A Georgia man who posted a video of himself on the Internet holding a sign that said  “Elton John” must die” has been arrested for making terroristic threats. Neal Horsley, 65, was arrested in Carrollton, about 50 miles west of Atlanta, said Atlanta Police Sgt. In the video posted Feb. 28 on YouTube, Horsley held the sign in front of a building where he said John has a condo. John’s publicist, Fran Curtis, confirmed that John has an Atlanta apartment but declined further comment.

Thursday – You don’t see much of Jerry Seinfeld on his own new NBC show, “The Marriage Ref,” which he lets someone else host.

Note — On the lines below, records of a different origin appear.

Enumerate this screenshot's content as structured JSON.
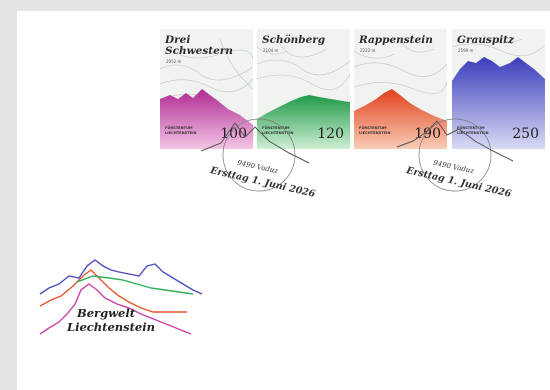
{
  "stamps": [
    {
      "name": "Drei\nSchwestern",
      "elevation": "2052 m",
      "country": "FÜRSTENTUM\nLIECHTENSTEIN",
      "value": "100",
      "color": "#cf3fa9"
    },
    {
      "name": "Schönberg",
      "elevation": "2104 m",
      "country": "FÜRSTENTUM\nLIECHTENSTEIN",
      "value": "120",
      "color": "#2fae5a"
    },
    {
      "name": "Rappenstein",
      "elevation": "2222 m",
      "country": "FÜRSTENTUM\nLIECHTENSTEIN",
      "value": "190",
      "color": "#e8552a"
    },
    {
      "name": "Grauspitz",
      "elevation": "2599 m",
      "country": "FÜRSTENTUM\nLIECHTENSTEIN",
      "value": "250",
      "color": "#4a4cc2"
    }
  ],
  "postmarks": [
    {
      "line1": "9490 Vaduz",
      "line2": "Ersttag 1. Juni 2026"
    },
    {
      "line1": "9490 Vaduz",
      "line2": "Ersttag 1. Juni 2026"
    }
  ],
  "logo": {
    "line1": "Bergwelt",
    "line2": "Liechtenstein",
    "colors": [
      "#4a4cc2",
      "#e8552a",
      "#2fae5a",
      "#cf3fa9"
    ]
  }
}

But the 55-year-old comedian co-hosted “Live” with Kelly Rippa. Guest was Donald Trump.

CBS announces that it will provide 3-D coverage of the NCAA Final Four to 100 movie theaters nationwide in a move to bring this new form of sports broadcast to the masses.

Leno Ratings – The Nielsen Co. says Jay Leno averaged 5.6 million viewers last week, his first back at NBC’s “The Tonight Show” following hisill-fated prime time show. Letterman had 3.7 million at CBS. Leno took advantage of curiosity over his return and a strong lineup of guests, including Olympic stars and Sarah Palin. It was a half-million more than he averaged his last season at “Tonight.” But the second week finds the  late-night contenders at a close race – with Leno averaging 4.3 million viewers and Letterman at 4 million.

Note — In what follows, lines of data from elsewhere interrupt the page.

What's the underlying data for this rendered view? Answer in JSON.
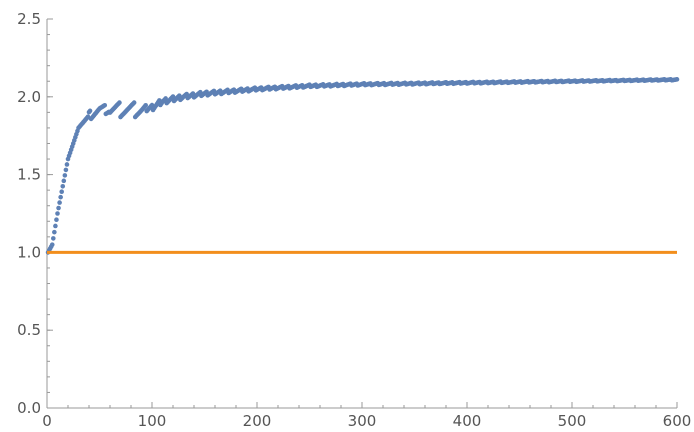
{
  "chart_data": {
    "type": "scatter",
    "xlim": [
      0,
      600
    ],
    "ylim": [
      0.0,
      2.5
    ],
    "x_ticks": [
      "0",
      "100",
      "200",
      "300",
      "400",
      "500",
      "600"
    ],
    "y_ticks": [
      "0.0",
      "0.5",
      "1.0",
      "1.5",
      "2.0",
      "2.5"
    ],
    "x_minor_step": 20,
    "y_minor_step": 0.1,
    "grid": false,
    "legend": "none",
    "series": [
      {
        "kind": "scatter",
        "color": "#5E81B5",
        "x_range": [
          1,
          600
        ],
        "envelope_anchors": [
          [
            1,
            1.0
          ],
          [
            5,
            1.05
          ],
          [
            10,
            1.25
          ],
          [
            20,
            1.6
          ],
          [
            30,
            1.8
          ],
          [
            40,
            1.88
          ],
          [
            50,
            1.92
          ],
          [
            70,
            1.92
          ],
          [
            90,
            1.92
          ],
          [
            100,
            1.93
          ],
          [
            110,
            1.97
          ],
          [
            130,
            2.0
          ],
          [
            150,
            2.02
          ],
          [
            200,
            2.05
          ],
          [
            250,
            2.07
          ],
          [
            300,
            2.08
          ],
          [
            400,
            2.09
          ],
          [
            500,
            2.1
          ],
          [
            600,
            2.11
          ]
        ],
        "sawtooth_amplitude": 0.05
      },
      {
        "kind": "line",
        "color": "#F28E1C",
        "x": [
          0,
          600
        ],
        "y": [
          1.0,
          1.0
        ]
      }
    ]
  }
}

Government Reaches Further Into Your Pocket – Vertex, a company that calculates sales tax for Internet sellers, reports that the average general sales tax rate nationwide reached 8.629% at the end of 2009, the highest since the  company started tracking data in 1982. That was up a nickel on a taxable $100 purchase from a year earlier and up nearly 40 cents for the decade.

Television news this week in 1986 –

HBO will show “Comic Relief,” a March 29 benefit for America’s poor and homeless. The show will originate from the Universal Amphitheater in Hollywood and will be hosted by Robin Williams, Whoopi Goldberg and Billy Crystal. Among the comedians and actors scheduled to participate – Peewee Herman, Michael J. Fox. Buddy Hackett, Joe Piscopo, Carl and Rob Reinder, Martin Mull, David Steinberg. Jerry Lewis, Sandra Bernhard, Howie Mandel, Gilda Radner and Weird Al Yankovic.

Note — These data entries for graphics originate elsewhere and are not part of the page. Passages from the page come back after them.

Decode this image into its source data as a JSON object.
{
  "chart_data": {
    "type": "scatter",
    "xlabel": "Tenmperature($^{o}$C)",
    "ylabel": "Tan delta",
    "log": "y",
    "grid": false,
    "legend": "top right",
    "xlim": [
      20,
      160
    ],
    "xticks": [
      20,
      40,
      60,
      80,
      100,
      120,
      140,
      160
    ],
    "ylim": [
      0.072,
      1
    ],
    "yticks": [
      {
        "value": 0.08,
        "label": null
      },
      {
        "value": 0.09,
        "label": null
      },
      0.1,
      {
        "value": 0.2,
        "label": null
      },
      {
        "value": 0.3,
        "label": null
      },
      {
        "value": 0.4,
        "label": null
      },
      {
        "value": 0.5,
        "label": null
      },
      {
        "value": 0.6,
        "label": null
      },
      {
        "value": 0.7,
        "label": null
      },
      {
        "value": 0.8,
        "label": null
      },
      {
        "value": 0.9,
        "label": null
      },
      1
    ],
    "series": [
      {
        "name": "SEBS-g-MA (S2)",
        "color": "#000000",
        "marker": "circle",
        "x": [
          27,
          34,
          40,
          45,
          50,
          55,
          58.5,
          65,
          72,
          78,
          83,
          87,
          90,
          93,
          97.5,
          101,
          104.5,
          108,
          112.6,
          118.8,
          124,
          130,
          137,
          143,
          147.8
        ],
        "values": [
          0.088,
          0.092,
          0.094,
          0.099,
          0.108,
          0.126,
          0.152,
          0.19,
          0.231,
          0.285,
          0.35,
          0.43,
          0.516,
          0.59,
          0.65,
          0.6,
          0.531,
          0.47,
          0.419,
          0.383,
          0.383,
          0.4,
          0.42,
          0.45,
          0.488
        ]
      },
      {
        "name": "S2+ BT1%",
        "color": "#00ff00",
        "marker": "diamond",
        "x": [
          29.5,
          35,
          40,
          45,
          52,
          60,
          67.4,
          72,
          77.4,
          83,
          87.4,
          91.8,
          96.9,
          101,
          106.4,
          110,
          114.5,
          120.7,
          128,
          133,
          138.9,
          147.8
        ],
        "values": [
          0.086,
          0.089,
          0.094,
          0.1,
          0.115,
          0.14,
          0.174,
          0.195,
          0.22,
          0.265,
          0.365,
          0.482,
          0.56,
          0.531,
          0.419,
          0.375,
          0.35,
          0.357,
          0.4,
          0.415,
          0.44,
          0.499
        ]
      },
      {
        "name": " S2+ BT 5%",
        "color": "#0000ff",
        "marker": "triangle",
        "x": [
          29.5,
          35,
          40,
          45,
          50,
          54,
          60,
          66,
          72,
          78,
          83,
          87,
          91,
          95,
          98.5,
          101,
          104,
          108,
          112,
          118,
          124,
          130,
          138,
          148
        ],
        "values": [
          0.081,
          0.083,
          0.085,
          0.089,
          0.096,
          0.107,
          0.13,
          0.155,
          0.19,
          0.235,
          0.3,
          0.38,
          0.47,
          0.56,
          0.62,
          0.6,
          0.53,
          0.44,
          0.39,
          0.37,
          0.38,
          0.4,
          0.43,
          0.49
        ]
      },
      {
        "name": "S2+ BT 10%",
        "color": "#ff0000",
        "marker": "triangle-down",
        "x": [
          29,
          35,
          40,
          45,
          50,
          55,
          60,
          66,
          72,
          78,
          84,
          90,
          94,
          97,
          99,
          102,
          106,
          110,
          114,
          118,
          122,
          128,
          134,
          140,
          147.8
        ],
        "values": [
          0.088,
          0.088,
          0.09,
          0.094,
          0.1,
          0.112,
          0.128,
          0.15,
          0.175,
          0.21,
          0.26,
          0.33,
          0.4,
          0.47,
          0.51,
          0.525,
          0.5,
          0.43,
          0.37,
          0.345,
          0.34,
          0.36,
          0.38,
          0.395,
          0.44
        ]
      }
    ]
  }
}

The Movie Channel announces its new “VCR Theater” – aimed at those who can videotape movies while they’re asleep. But, do the studios like the taping of their movies? The home entertainment software business is a $12-billion-a-year business.  An 800 number will be on display for the three-hour event.

More cable – Dabney Coleman is back – The Arts & Entertainment Network just picked up all 27 episodes of  “Buffalo Bill” – the NBC series that ran in 1984.

Don’t miss the Easter Seal Telethon (Sat – March 8) – hosted by Pat Boone and Donna Mills.

TV Network Ratings – CBS And CW’s Gossip Girl Higher

ABC promoted premiere week as “National Stay-At-Home Week,” but viewers were more eager to stay home for CBS.

Even as rivals saw their returning shows decline — some sharply — during the first week of the TV season, CBS saw big growth for several series’ season premieres: NCIS, up 29% from last year’s opener, was helped by a big cliffhanger; Criminal Minds was up 34%; How I Met Your Mother rose 20%; and Two and a Half Men, CSI: Miami and CSI: NY all gained as well.

Also on the upswing: CW’s Gossip Girl, which hit record highs this month.

The gains were matched by declines for Desperate Housewives and Grey’s Anatomy from last fall (though both shows returned above their spring averages) amid bigger drops for Heroes, House, Law & Order: SVU, ER and Without a Trace.

And they eased fears that last winter’s three-month writers’ strike would have a lasting effect on the TV business as viewers fell out of the habit of watching their favorite shows.